事業を売却する方法とは?用いるM&A手法や手続きを解説!

2020.09.02 会社・事業を売る

事業売却とは、会社の経営権を手元に残しつつ、一部の事業のみを第三者に売却することです。

主力事業への集中や経営再建を理由に、事業売却を検討する経営者の方は増えています。

そこで今回は、事業を売却する方法について、用いられるM&A手法や手続きの流れを詳しく解説します。

一部の事業のみの売却を検討している方は、ぜひ参考にしてもらえればと思います。

事業売却で用いるM&Aの方法

事業単位で売却する場合、「事業譲渡」または「会社分割」のいずれかの方法が用いられます。

この章では、各方法の概要やメリット・デメリットをお伝えします。

事業譲渡

事業譲渡とは、会社にある事業の一部または全部を譲渡する形で事業売却を行う方法です。

必要な資産のみを選んで引き継げる利便性から、中小企業の事業売却ではもっとも活用されています。

売り手の視点から見ると、不採算事業を売却して主力事業に集中したいケースや、主力事業に必要な資金を獲得したいケースなど、あらゆる目的で活用できる点がメリットとなります。

買い手側のメリットは、引き継ぐ資産の範囲を限定することで、簿外債務や偶発債務などのリスクを引き継がずに済む点です。

しかし一方で、事業譲渡には「取引先や従業員との契約を一つ一つ契約し直す必要がある」というデメリットがあります。

会社分割

会社分割とは、事業に関して持っている権利や義務の一部または全部を包括的に承継させる方法です。

権利や義務をすでに存在する会社に承継する場合は「吸収分割」、新しく設立した会社に承継する場合は「新設分割」と呼ばれます。

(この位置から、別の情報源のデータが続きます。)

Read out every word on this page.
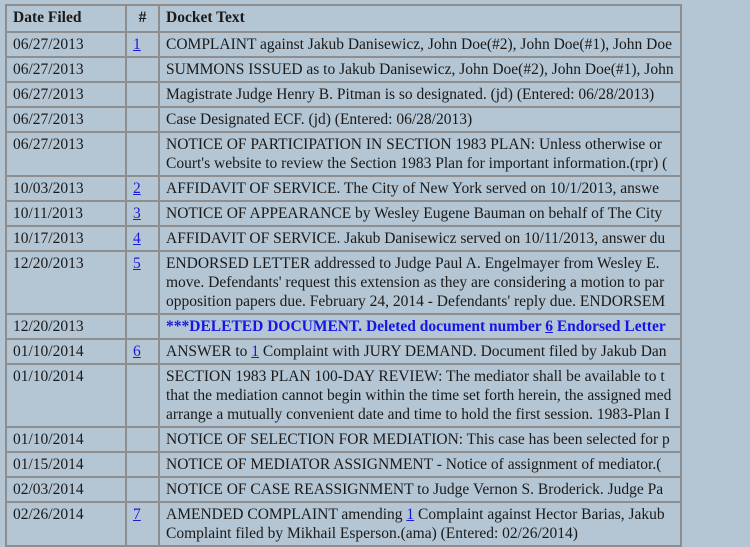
Date Filed	#	Docket Text
06/27/2013	1	COMPLAINT against Jakub Danisewicz, John Doe(#2), John Doe(#1), John Doe

06/27/2013		SUMMONS ISSUED as to Jakub Danisewicz, John Doe(#2), John Doe(#1), John

06/27/2013		Magistrate Judge Henry B. Pitman is so designated. (jd) (Entered: 06/28/2013)

06/27/2013		Case Designated ECF. (jd) (Entered: 06/28/2013)

06/27/2013		NOTICE OF PARTICIPATION IN SECTION 1983 PLAN: Unless otherwise or
Court's website to review the Section 1983 Plan for important information.(rpr) (

10/03/2013	2	AFFIDAVIT OF SERVICE. The City of New York served on 10/1/2013, answe

10/11/2013	3	NOTICE OF APPEARANCE by Wesley Eugene Bauman on behalf of The City

10/17/2013	4	AFFIDAVIT OF SERVICE. Jakub Danisewicz served on 10/11/2013, answer du

12/20/2013	5	ENDORSED LETTER addressed to Judge Paul A. Engelmayer from Wesley E.
move. Defendants' request this extension as they are considering a motion to par
opposition papers due. February 24, 2014 - Defendants' reply due. ENDORSEM

12/20/2013		***DELETED DOCUMENT. Deleted document number 6 Endorsed Letter
01/10/2014	6	ANSWER to 1 Complaint with JURY DEMAND. Document filed by Jakub Dan
01/10/2014		SECTION 1983 PLAN 100-DAY REVIEW: The mediator shall be available to t
that the mediation cannot begin within the time set forth herein, the assigned med
arrange a mutually convenient date and time to hold the first session. 1983-Plan I

01/10/2014		NOTICE OF SELECTION FOR MEDIATION: This case has been selected for p

01/15/2014		NOTICE OF MEDIATOR ASSIGNMENT - Notice of assignment of mediator.(

02/03/2014		NOTICE OF CASE REASSIGNMENT to Judge Vernon S. Broderick. Judge Pa

02/26/2014	7	AMENDED COMPLAINT amending 1 Complaint against Hector Barias, Jakub
Complaint filed by Mikhail Esperson.(ama) (Entered: 02/26/2014)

また、承継する権利義務の対価をどこが受け取るかによっても、会社分割は二種類に大別できます。

権利義務を売り手企業(分割会社)が受け取る場合は「分社型分割」、売り手企業の株主が受け取る場合は「分割型分割」と呼びます。

つまり会社分割は、「承継先の会社」と「承継先が会社か株主か」によって、計4種類に分けられるのです。

事業譲渡と比較すると、契約を包括的に承継できる点が最大のメリットと言えます。

ただし、特別決議や債権者保護手続きが原則必須であるなど、総合的に見ると事業譲渡と比べると手続きは煩雑です。

そもそも、会社分割は事業売却というよりも、組織再編の方法というイメージが強いです。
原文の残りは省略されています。